Rootlessness

When I was doing the editing for my last post, my title word came up: rootless. What I thought was just a sense of this disconnection from my younger self to my older self turned out to be something much deeper. Multigenerational, even.

Lately, I’ve found myself aching for a sense of my own history. I am the immigrant daughter of a recently established immigrant family, soon to move to America. Any sense of self that I have built up in the last ten years will be greatly altered. Thus, it’s a time of personal reinvention and questioning. This step forward has made me think and overthink what I want my life to look like when I move. The kinds of places I’ll go, the kinds of clothing I’ll wear, the friends I’ll make – all have played on my mind.

And yet, I already doubt that this move will bring me close to an authentic sense of belonging. This is a pessimistic view, but I find myself wanting more and more to be closer to nature – to feel the Earth’s cycles, to feel dirt under my fingernails, to grow carrots and play in snow. These desires are at odds with a city where summer lasts for seven months and casual wastefulness appears on full display. Either I will find what I am looking for, or I will move on.

But that isn’t to say that I’ve ever felt truly at home where I live now. Nor did I feel as though I was at home in the house where spent my childhood. I am, however, enthusiastically looking. 

Religion was once a tradition I kept up because it made me feel like another link in my familial chain, kneeling before the sacraments and inhaling Vatican incense. When I unceremoniously left the church, I severed ties with an institution that had marked the births and deaths of my family since they were in the old country. Their names were logged, their marriages were recorded. So was mine. 

If we go back far enough, though, all of our ancestors practiced the ‘old ways’ – the rituals and beliefs that put humans in touch with nature and helped us understand the world through its cycles. 

Perhaps what my heart longs for is the black forests of the Volga River valley, where my mom’s family came from. Or the sun-baked earth in southern Italy, where my father’s came from. The push and pull of both is almost equal, which makes it difficult to decide where one belongs. If I feel a piece of my identity in both places, how can I call either home, or feel at home anywhere else?

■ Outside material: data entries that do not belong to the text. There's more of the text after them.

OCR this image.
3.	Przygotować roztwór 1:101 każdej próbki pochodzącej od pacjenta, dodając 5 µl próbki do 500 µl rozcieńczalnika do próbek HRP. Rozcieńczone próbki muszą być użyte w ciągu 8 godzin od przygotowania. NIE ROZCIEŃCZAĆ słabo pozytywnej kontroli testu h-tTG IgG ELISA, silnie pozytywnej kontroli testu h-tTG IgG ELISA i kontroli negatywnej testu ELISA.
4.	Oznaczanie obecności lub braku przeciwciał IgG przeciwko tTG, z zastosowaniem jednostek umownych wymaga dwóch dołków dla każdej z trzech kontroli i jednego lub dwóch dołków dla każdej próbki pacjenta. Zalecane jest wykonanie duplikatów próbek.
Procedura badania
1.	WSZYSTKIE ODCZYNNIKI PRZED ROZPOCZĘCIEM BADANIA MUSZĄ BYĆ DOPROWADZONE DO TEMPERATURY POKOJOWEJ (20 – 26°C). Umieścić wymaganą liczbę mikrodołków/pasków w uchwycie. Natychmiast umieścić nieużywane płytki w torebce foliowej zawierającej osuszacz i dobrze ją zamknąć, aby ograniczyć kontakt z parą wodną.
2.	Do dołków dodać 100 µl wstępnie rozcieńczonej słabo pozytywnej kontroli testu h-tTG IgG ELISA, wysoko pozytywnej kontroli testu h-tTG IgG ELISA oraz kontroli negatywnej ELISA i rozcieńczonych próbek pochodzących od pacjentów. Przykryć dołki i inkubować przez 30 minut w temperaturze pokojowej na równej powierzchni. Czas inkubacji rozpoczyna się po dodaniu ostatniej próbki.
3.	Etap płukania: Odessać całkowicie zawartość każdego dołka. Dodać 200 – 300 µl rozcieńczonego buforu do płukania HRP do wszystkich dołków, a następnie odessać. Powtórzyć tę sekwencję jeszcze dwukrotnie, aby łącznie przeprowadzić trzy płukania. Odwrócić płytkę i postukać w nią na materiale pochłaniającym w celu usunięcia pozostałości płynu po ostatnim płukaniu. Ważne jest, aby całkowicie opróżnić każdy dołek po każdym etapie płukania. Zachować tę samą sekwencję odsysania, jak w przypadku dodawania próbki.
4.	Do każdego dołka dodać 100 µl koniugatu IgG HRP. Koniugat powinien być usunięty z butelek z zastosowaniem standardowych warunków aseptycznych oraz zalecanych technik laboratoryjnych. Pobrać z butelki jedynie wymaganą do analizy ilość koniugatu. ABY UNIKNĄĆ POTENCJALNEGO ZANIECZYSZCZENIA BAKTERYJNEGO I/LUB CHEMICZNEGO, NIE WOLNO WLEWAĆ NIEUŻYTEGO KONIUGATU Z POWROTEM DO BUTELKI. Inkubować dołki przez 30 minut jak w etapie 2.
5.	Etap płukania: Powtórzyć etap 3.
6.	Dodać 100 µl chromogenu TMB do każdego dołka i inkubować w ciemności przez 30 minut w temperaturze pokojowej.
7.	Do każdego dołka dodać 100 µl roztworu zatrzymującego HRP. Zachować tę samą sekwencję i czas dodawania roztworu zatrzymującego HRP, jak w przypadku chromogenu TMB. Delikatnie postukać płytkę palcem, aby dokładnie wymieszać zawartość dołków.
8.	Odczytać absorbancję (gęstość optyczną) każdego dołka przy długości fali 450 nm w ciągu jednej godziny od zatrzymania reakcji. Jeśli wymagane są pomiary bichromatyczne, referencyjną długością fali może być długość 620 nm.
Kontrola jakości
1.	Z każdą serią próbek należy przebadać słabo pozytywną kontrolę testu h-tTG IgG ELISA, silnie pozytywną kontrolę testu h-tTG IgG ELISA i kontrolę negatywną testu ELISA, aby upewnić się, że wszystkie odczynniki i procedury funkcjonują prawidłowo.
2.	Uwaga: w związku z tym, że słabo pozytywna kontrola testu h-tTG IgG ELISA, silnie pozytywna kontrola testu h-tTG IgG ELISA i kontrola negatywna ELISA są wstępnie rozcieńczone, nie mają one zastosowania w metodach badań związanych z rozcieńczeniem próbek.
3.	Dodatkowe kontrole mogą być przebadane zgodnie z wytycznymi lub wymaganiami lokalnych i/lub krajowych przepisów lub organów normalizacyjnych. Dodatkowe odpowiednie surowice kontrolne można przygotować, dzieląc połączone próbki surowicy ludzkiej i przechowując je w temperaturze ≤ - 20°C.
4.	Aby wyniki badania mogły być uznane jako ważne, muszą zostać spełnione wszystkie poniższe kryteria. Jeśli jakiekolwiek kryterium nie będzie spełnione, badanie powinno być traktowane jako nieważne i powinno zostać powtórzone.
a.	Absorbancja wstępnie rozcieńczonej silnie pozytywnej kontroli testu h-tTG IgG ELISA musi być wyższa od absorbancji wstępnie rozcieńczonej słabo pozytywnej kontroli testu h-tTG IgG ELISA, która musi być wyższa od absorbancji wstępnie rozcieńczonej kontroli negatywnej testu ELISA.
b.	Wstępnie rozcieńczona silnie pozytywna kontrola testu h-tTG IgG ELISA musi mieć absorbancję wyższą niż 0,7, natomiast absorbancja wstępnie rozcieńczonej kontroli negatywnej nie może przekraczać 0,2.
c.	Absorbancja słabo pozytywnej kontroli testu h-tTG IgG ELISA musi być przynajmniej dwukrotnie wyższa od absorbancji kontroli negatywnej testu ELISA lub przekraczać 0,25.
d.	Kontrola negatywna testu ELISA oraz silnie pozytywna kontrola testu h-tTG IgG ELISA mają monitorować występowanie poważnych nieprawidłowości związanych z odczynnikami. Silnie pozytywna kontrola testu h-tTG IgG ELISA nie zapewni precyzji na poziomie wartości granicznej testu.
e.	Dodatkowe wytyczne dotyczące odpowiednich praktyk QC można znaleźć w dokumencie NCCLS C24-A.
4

When I married my husband, I became a Hamilton. I got to wear the tartan at balls, and I was part of a new family. It has been fun to feel like one of them, but I know I’m just an in-law – not a member in my own right.

Maybe these thoughts have come upon me because I’ve booked the shipment of our things and the flights for our pets. Maybe I’ve just been reading too much of Jonna Jinton’s blog, nostalgic for a life that was never my own. To be able to go back to a piece of the earth where my family once lived would be both a dream and impossible: it’s under the Moscow Sea.